A receipt is all you need as proof of purchase. Don't accept bags or wrappers which are not necessary and say why you don't want them. Buy products which save on packaging, such as concentrated washing powders or refill packs of standard products.
Choose products with a long life and you will be keeping the energy used in manufacturing new goods to a minimum. Remember, if it's disposable and convenient, it probably contributes to the greenhouse effect. Cloth nappies, razors with replaceable blades and glassware are examples of durable products. If you must use disposable nappies then make sure the manufacturing process does not involve chlorine bleaching. Maintain and repair your possessions so that they last as long as possible.
Buy in bulk. Many products, such as washing powders and detergents, toilet paper, grains and nuts, can be bought in large quantities saving on packaging and energy-consuming shopping expeditions and money! Whenever possible, share a car when going to the supermarket. Perhaps you could arrange to split bulk purchases with friends and neighbours?
Buying locally-grown produce reduces the energy and air pollution caused by transporting and refrigerating produce grown further afield.
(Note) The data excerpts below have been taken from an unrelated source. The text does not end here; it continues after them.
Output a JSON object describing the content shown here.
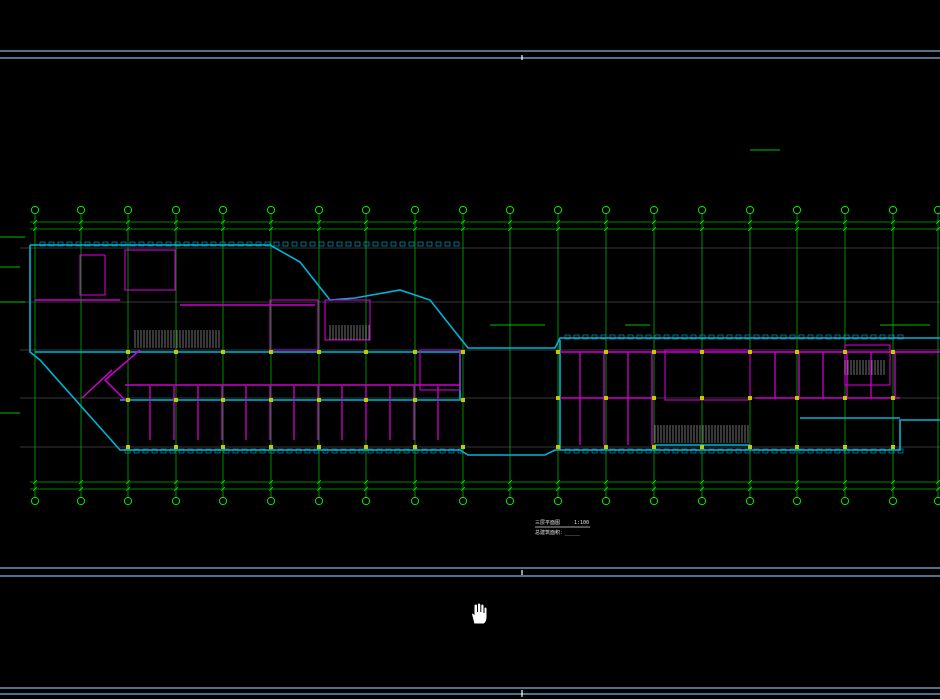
{
  "viewer": {
    "background": "#000000",
    "frame_color": "#7fb2e0",
    "cursor_icon": "hand-pan-icon"
  },
  "drawing": {
    "colors": {
      "axis": "#00c800",
      "wall": "#00b4d8",
      "partition": "#d000d0",
      "grid": "#707070",
      "column": "#c8c800",
      "annotation": "#00ff00",
      "text": "#e0e0e0"
    },
    "axis_count": 20,
    "title_block": [
      "三层平面图",
      "1:100",
      "总建筑面积：_____"
    ]
  }
}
Asking for organic produce encourages and supports farming that is pesticide and chemical-fertiliser free.
To produce and transport food stuffs over long distances requires enormous amounts of energy. These products are often contaminated with preservatives, pesticides and herbicides or have been irradiated or gentically-engineered to increase their shelf-life and enhance their appearance.
Always take your own bag keep it by the door so you don't forget. If you do have plastic carrier bags then reuse them and refuse any more. Avoiding plastics, which cannot be easily recycled, and reducing paper use are important ways of limited carbon dioxide emissions.
Become familiar with all characteristics that are potentially harmful to the environment. Do not buy food that has been heavily processed or which contains unnecessary artificial additives or preservatives. Buy free-range eggs rather than battery-produced ones battery hens spend their lives in cages not much bigger than an A4 sheet of paper. Eat organic fruit and vegetables they don't contain chemicals.
If you haven't already, try eating vegetarian food. The lower on the food chain we eat - eating vegetables, grains and pulses rather than meat the less natural resources are used in food production. Eating meat means grain is fed to livestock rather than to people. It has meant the destruction of massive tracts of forest for grazing land. If you eat meat, then make sure it is from animals that have been raised and killed humanely.
Junk foods are invariably heavily processed so a lot of energy is used in their manufacture and they are full of additives and preservatives.
Write to government ministers asking that tax incentives be used to promote organic farming methods. You could also suggest that high taxes be imposed on the sale and use of nitrogen-based fertilisers. This would reduce both water pollution and emissions of nitrous oxide. It would also stop our precious topsoil being degraded.
Led by glossy advertising, we all fall into the trap of thinking that a new purchase will make the world a brighter place. In fact, unnecessary consumption, by wasting energy and resources, will do just the opposite. Don't buy what you don't need! Rent or borrow items that you aren't likely to use often.